As Nora stooped over the cot, laying Baby down, Dorothea suddenly remembered her plan. Swiftly, she slipped two pieces of toast into her sash and stood up. As she edged towards the door, Nora didn’t so much as give her a glance.
In her room, Dorothea pulled on her coat and tam o’shanter, her heart thumping. The coat was a boy’s and rather too small for her; the hat was too big and kept slipping down over her eyes. All the same, she would be leaving Clifton in better clothes than those she’d arrived in. She had the toast, too, to sustain her on her journey.
She took a last look round. It was then that she had her first wobble. She would not have said until now that she had grown fond of her room, but it seemed something of a wrench to be leaving it forever. She trailed her hand over the old wardrobe (still mostly empty) and over the dressing table with the three-folded mirror. She looked at the big bed, so soft and comfortable. Must she really give it all up?
She took a deep breath. She was just being soppy. Mickey would have jeered at her. He was never soppy and not afraid of anything. He took on boys twice his size in the blink of an eye. But even Mickey would be bowled over when she walked into their room in Stepnall Street after so long!
If she ever got there.
But she mustn’t think like that. She mustn’t get too far ahead of herself. One step at a time.
She left her room and opened the green baize door which marked the frontier of the nursery. She took one step, then another. Now she was beyond the pale. She was trespassing. She was at large in the forbidden parts of the house. The endless maze of stairs and
corridors
was a daunting prospect, but she knew that if she kept her head
she wouldn’t get lost. She just hoped she wouldn’t run into the menacing figure of Mrs Bourne. She was in no hurry to meet
her
again.
She was tiptoeing along the corridor to the stairs when the sound of a voice made her jump out of her skin. She half expected to see Mrs Bourne sweeping towards her to grab her arm, drag her screaming back to the nursery. But nothing happened. The corridor was empty. There was no footstep on the stairs.

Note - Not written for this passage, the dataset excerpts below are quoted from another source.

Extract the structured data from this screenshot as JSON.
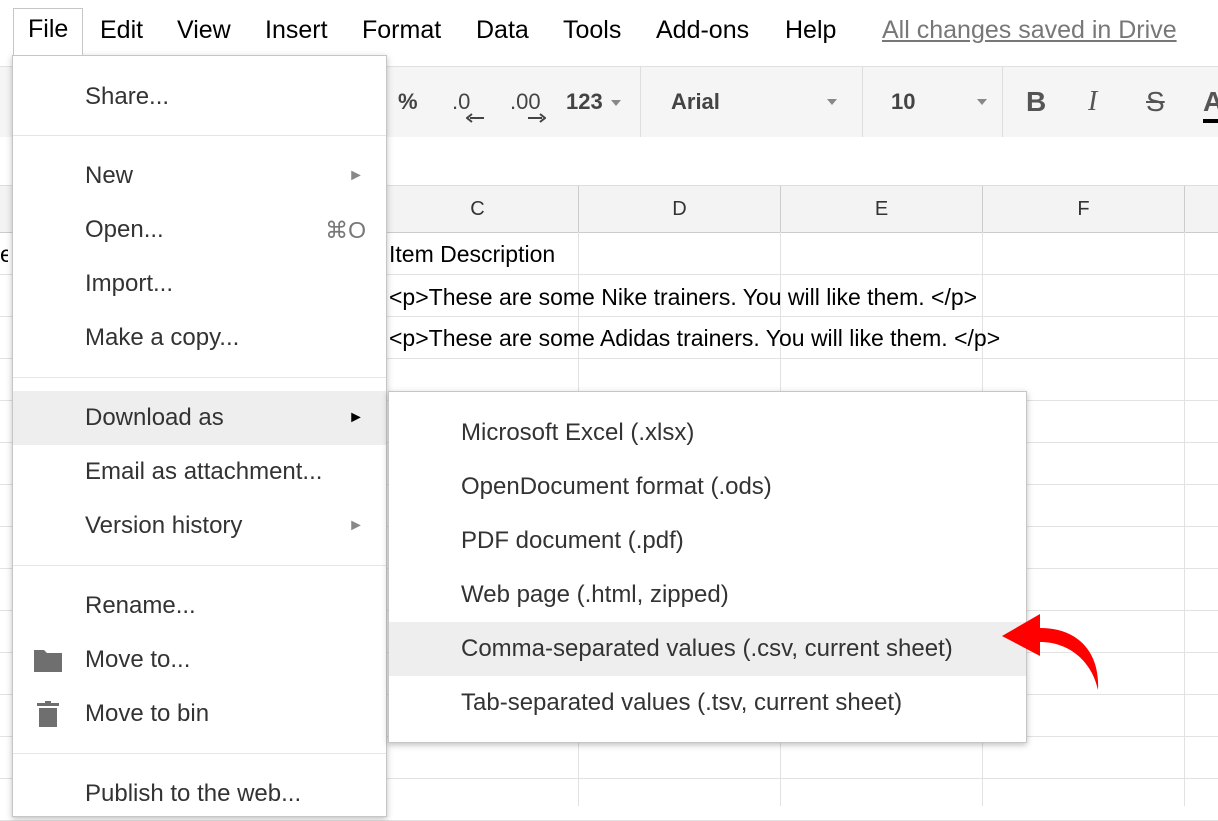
{
  "menubar": {
    "items": [
      "File",
      "Edit",
      "View",
      "Insert",
      "Format",
      "Data",
      "Tools",
      "Add-ons",
      "Help"
    ],
    "status": "All changes saved in Drive"
  },
  "toolbar": {
    "percent": "%",
    "dec_decrease": ".0",
    "dec_increase": ".00",
    "number_format": "123",
    "font": "Arial",
    "font_size": "10",
    "bold": "B",
    "italic": "I",
    "strike": "S",
    "text_color": "A"
  },
  "grid": {
    "columns": [
      "C",
      "D",
      "E",
      "F"
    ],
    "cells": [
      "Item Description",
      "<p>These are some Nike trainers. You will like them. </p>",
      "<p>These are some Adidas trainers. You will like them. </p>"
    ],
    "left_clip": "e"
  },
  "file_menu": {
    "share": "Share...",
    "new": "New",
    "open": "Open...",
    "open_shortcut": "⌘O",
    "import": "Import...",
    "make_copy": "Make a copy...",
    "download_as": "Download as",
    "email": "Email as attachment...",
    "version_history": "Version history",
    "rename": "Rename...",
    "move_to": "Move to...",
    "move_to_bin": "Move to bin",
    "publish": "Publish to the web..."
  },
  "download_submenu": {
    "items": [
      "Microsoft Excel (.xlsx)",
      "OpenDocument format (.ods)",
      "PDF document (.pdf)",
      "Web page (.html, zipped)",
      "Comma-separated values (.csv, current sheet)",
      "Tab-separated values (.tsv, current sheet)"
    ],
    "highlighted_index": 4
  },
  "colors": {
    "accent_arrow": "#ff0000",
    "highlight": "#eeeeee"
  }
}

The voice came again, faintly. ‘Nurse! Nurse! Where are you?’
It was not Mrs Bourne or even Nanny. It was not an alarming voice at all. Just the opposite: rather feeble and peevish. A child’s voice. It was coming from the room away on the left: the very room, Dorothea now remembered, into which the bald man with the black bag had gone on her first morning. The bald man was Dr Camborne. He had called to examine her soon after her arrival. She had not liked him much.
‘Nurse!’
Perhaps the child in the room was ill. It would explain the doctor’s visit. Nobody had mentioned a sick child in all the weeks she had been here, but then nobody told her anything. They wouldn’t even tell her about her papa. ‘Ask me no questions and I’ll tell you no lies,’ Nanny said.

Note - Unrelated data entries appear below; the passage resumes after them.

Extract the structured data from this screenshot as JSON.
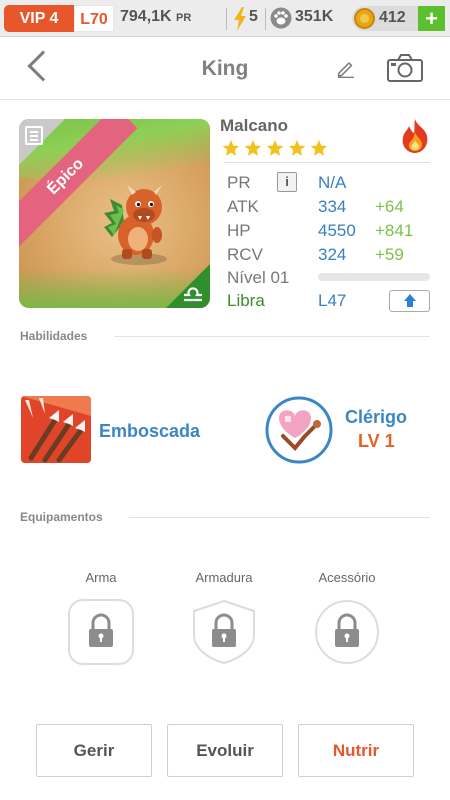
{
  "status": {
    "vip": "VIP 4",
    "level": "L70",
    "power": "794,1K",
    "power_unit": "PR",
    "energy": "5",
    "paw": "351K",
    "coins": "412",
    "add_label": "+"
  },
  "header": {
    "title": "King"
  },
  "monster": {
    "rarity": "Épico",
    "name": "Malcano",
    "stars": 5,
    "element": "fire",
    "stats": {
      "pr_label": "PR",
      "pr_info": "i",
      "pr_value": "N/A",
      "atk_label": "ATK",
      "atk_value": "334",
      "atk_plus": "+64",
      "hp_label": "HP",
      "hp_value": "4550",
      "hp_plus": "+841",
      "rcv_label": "RCV",
      "rcv_value": "324",
      "rcv_plus": "+59",
      "level_label": "Nível 01",
      "level_progress": 0.0,
      "sign_label": "Libra",
      "sign_level": "L47"
    }
  },
  "abilities": {
    "section_label": "Habilidades",
    "skill1": {
      "name": "Emboscada"
    },
    "skill2": {
      "name": "Clérigo",
      "level": "LV 1"
    }
  },
  "equipment": {
    "section_label": "Equipamentos",
    "slots": [
      {
        "label": "Arma"
      },
      {
        "label": "Armadura"
      },
      {
        "label": "Acessório"
      }
    ]
  },
  "actions": {
    "manage": "Gerir",
    "evolve": "Evoluir",
    "feed": "Nutrir"
  },
  "colors": {
    "accent_orange": "#e8572a",
    "stat_blue": "#3a80c0",
    "plus_green": "#7cc24a",
    "libra_green": "#3a8f2a",
    "rarity_pink": "#e4637e"
  }
}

Dorothea hesitated at the top of the stairs. She felt an urgent need to get on, to make good her escape. But what if the child needed help? You couldn’t ignore a cry for help. Mickey would no doubt say that she was being soppy but what about the Good Samaritan? Papa had told her that story many times. People should help one another, he said. It was the Christian thing to do.

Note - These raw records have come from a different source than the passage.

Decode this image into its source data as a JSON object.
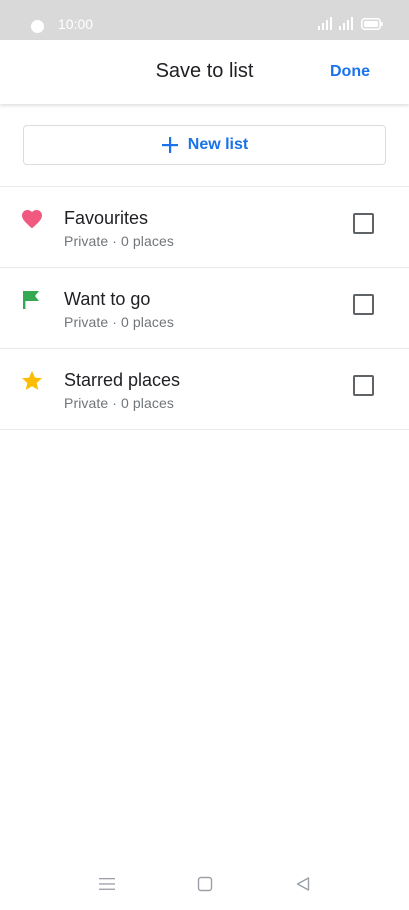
{
  "status_bar": {
    "time": "10:00"
  },
  "header": {
    "title": "Save to list",
    "done_label": "Done"
  },
  "new_list": {
    "label": "New list"
  },
  "lists": [
    {
      "name": "Favourites",
      "meta": "Private · 0 places",
      "icon": "heart-icon",
      "color": "#f05a80",
      "checked": false
    },
    {
      "name": "Want to go",
      "meta": "Private · 0 places",
      "icon": "flag-icon",
      "color": "#34a853",
      "checked": false
    },
    {
      "name": "Starred places",
      "meta": "Private · 0 places",
      "icon": "star-icon",
      "color": "#fbbc04",
      "checked": false
    }
  ],
  "colors": {
    "accent": "#1a73e8",
    "status_bar": "#d9d9d9"
  }
}
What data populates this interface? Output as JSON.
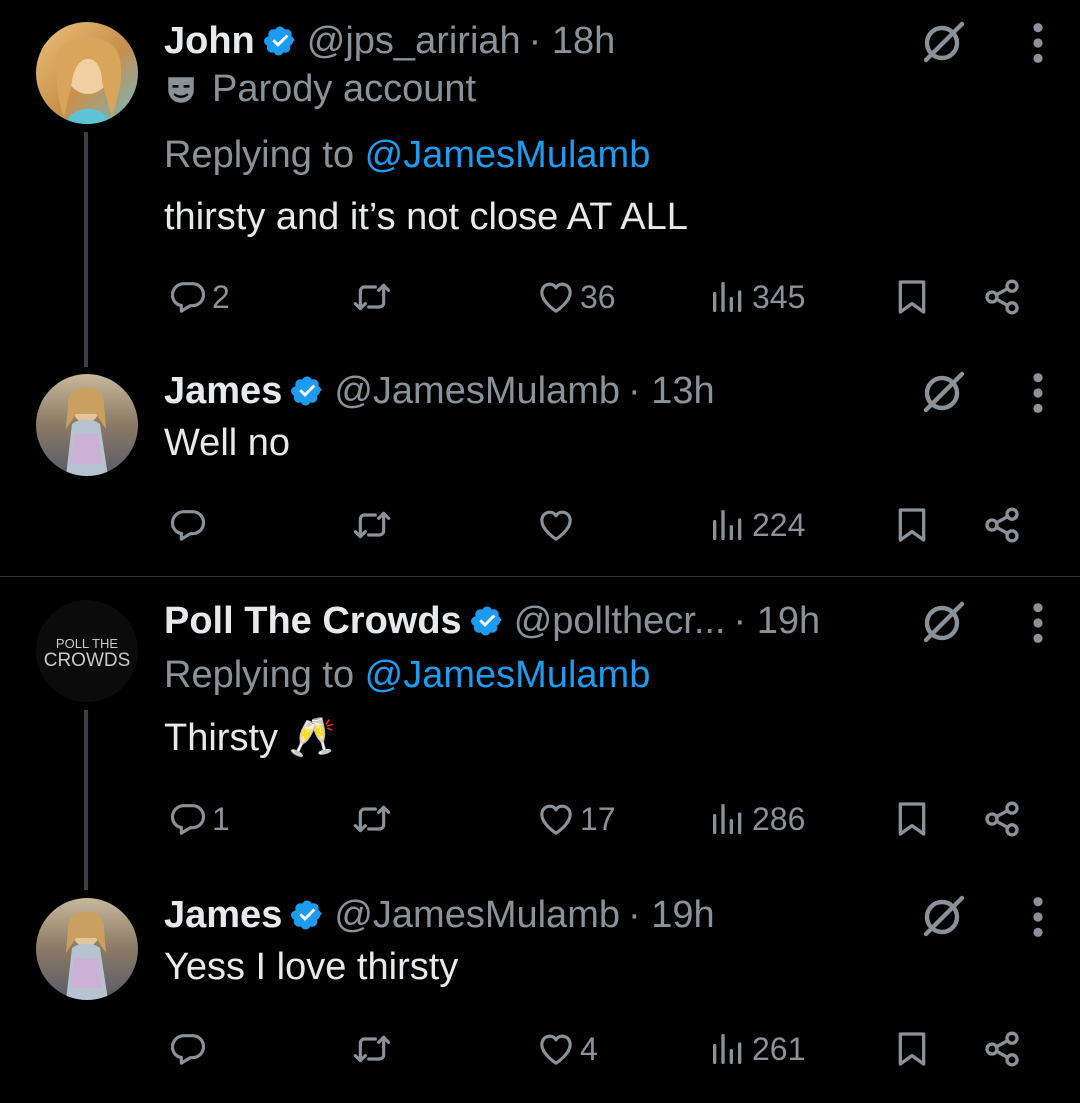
{
  "tweets": [
    {
      "name": "John",
      "handle": "@jps_aririah",
      "time": "· 18h",
      "parody_label": "Parody account",
      "replying_prefix": "Replying to ",
      "replying_to": "@JamesMulamb",
      "text": "thirsty and it’s not close AT ALL",
      "replies": "2",
      "likes": "36",
      "views": "345"
    },
    {
      "name": "James",
      "handle": "@JamesMulamb",
      "time": "· 13h",
      "text": "Well no",
      "replies": "",
      "likes": "",
      "views": "224"
    },
    {
      "name": "Poll The Crowds",
      "handle": "@pollthecr...",
      "time": "· 19h",
      "replying_prefix": "Replying to ",
      "replying_to": "@JamesMulamb",
      "text": "Thirsty 🥂",
      "avatar_line1": "POLL THE",
      "avatar_line2": "CROWDS",
      "replies": "1",
      "likes": "17",
      "views": "286"
    },
    {
      "name": "James",
      "handle": "@JamesMulamb",
      "time": "· 19h",
      "text": "Yess I love thirsty",
      "replies": "",
      "likes": "4",
      "views": "261"
    }
  ],
  "colors": {
    "background": "#000000",
    "text": "#e7e9ea",
    "muted": "#8b9198",
    "accent": "#1d9bf0",
    "verified": "#1d9bf0"
  },
  "icons": [
    "verified-badge-icon",
    "grok-icon",
    "more-icon",
    "parody-mask-icon",
    "reply-icon",
    "retweet-icon",
    "like-icon",
    "views-icon",
    "bookmark-icon",
    "share-icon"
  ]
}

Reaching a decision, she walked quickly along the corridor and pushed open the door on the left.
She found herself in a room like her own, or perhaps a little bigger. It was very gloomy for the curtains were closed. Lying in a large bed – dwarfed by it – was a pasty-faced boy with deep-sunk dark eyes and coal black hair. He did indeed look ill, as feeble and peevish as his voice, his head lolling and listless, but his expression changed when he caught sight of Dorothea. His head jerked up, his
mouth fell open. His big dark eyes looked as round as saucers in his thin face.
‘Hello.’ Dorothea found her smile had deserted her.
‘Who are you?’ the boy whispered.
‘My name is Dorothea. I … I heard you calling for a nurse.’